“Florecer”, la educación basada en el amor

“Florecer”, la educación basada en el amor

La palabra “florecer”, etimológicamente, viene del latín “florescere” y significa “echar flores una planta o prosperar una persona”. Sus componentes léxicos, el sustantivo “flor” y el sufijo “ecer” del latín “escere”, indican una acción incoativa, un cambio de estado. De ese proceso de transformación de la persona y de su educación –de niño a adulto– habla el libro “Florecer” (Didaskalos, 2023) de Daniel Capó y Carlos Granados.

El primero, columnista y escritor, aborda la materia desde un punto de vista literario, –con la experiencia a sus espaldas– englobando cuestiones sobre la paternidad y la filiación; y el segundo, sacerdote, director del Stella Maris College de Madrid habla desde un ángulo más ensayístico, teórico y filosófico, examinando así el terreno de la educación.
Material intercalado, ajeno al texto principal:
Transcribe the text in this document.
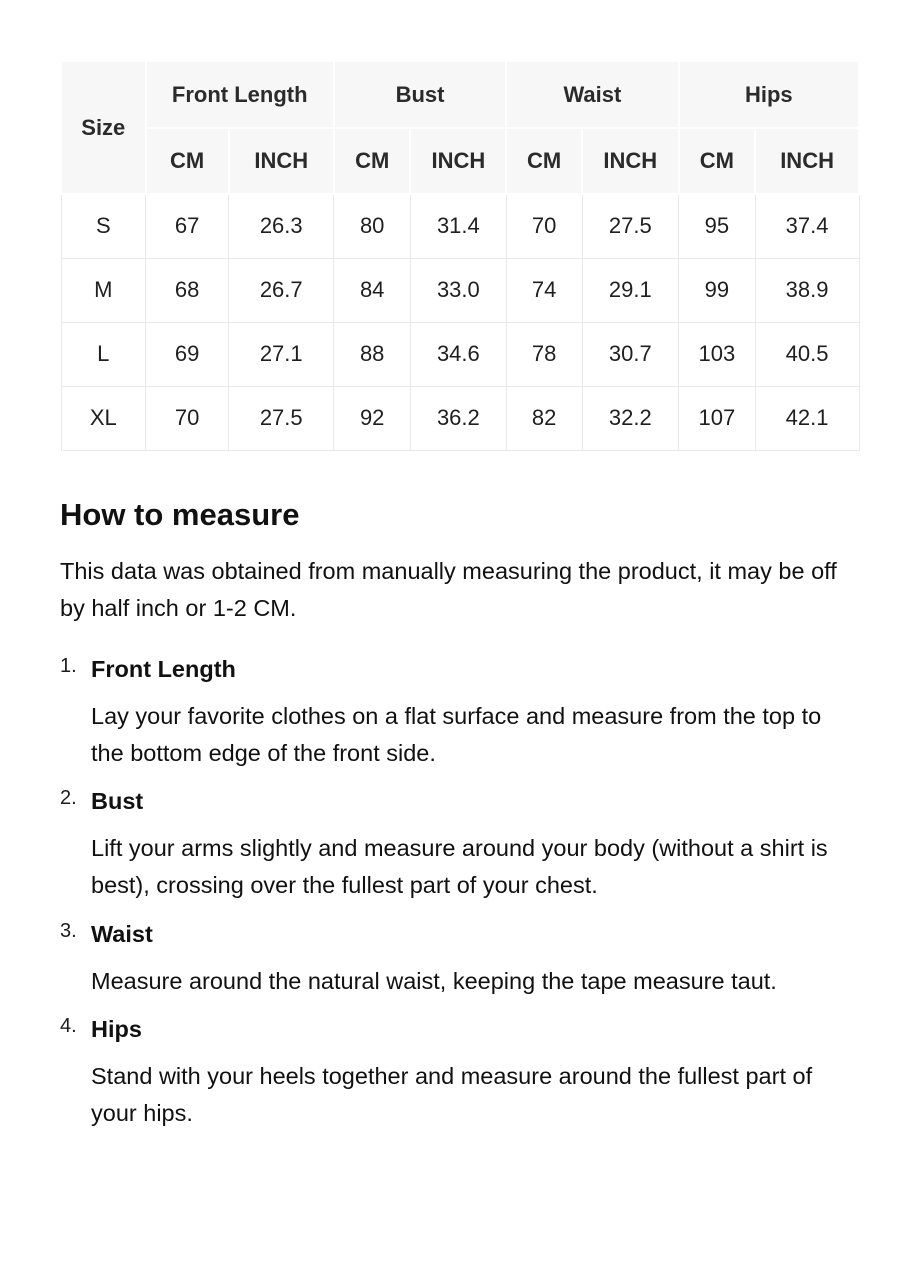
Size	Front Length		Bust		Waist		Hips	
	CM	INCH	CM	INCH	CM	INCH	CM	INCH
S	67	26.3	80	31.4	70	27.5	95	37.4
M	68	26.7	84	33.0	74	29.1	99	38.9
L	69	27.1	88	34.6	78	30.7	103	40.5
XL	70	27.5	92	36.2	82	32.2	107	42.1
How to measure

This data was obtained from manually measuring the product, it may be off by half inch or 1-2 CM.

1. Front Length
Lay your favorite clothes on a flat surface and measure from the top to the bottom edge of the front side.
2. Bust
Lift your arms slightly and measure around your body (without a shirt is best), crossing over the fullest part of your chest.
3. Waist
Measure around the natural waist, keeping the tape measure taut.
4. Hips
Stand with your heels together and measure around the fullest part of your hips.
Los dos escritos son totalmente complementarios para la correcta comprensión de cómo tiene que discurrir una enseñanza –cristiana en este caso–acertada desde su punto de vista. “Florecer”, escribe Capó, “tiene que ver con un corazón que no se busca a sí mismo, sino que se expande para convertirse en “humus”, en tierra húmeda, fértil, entregada”.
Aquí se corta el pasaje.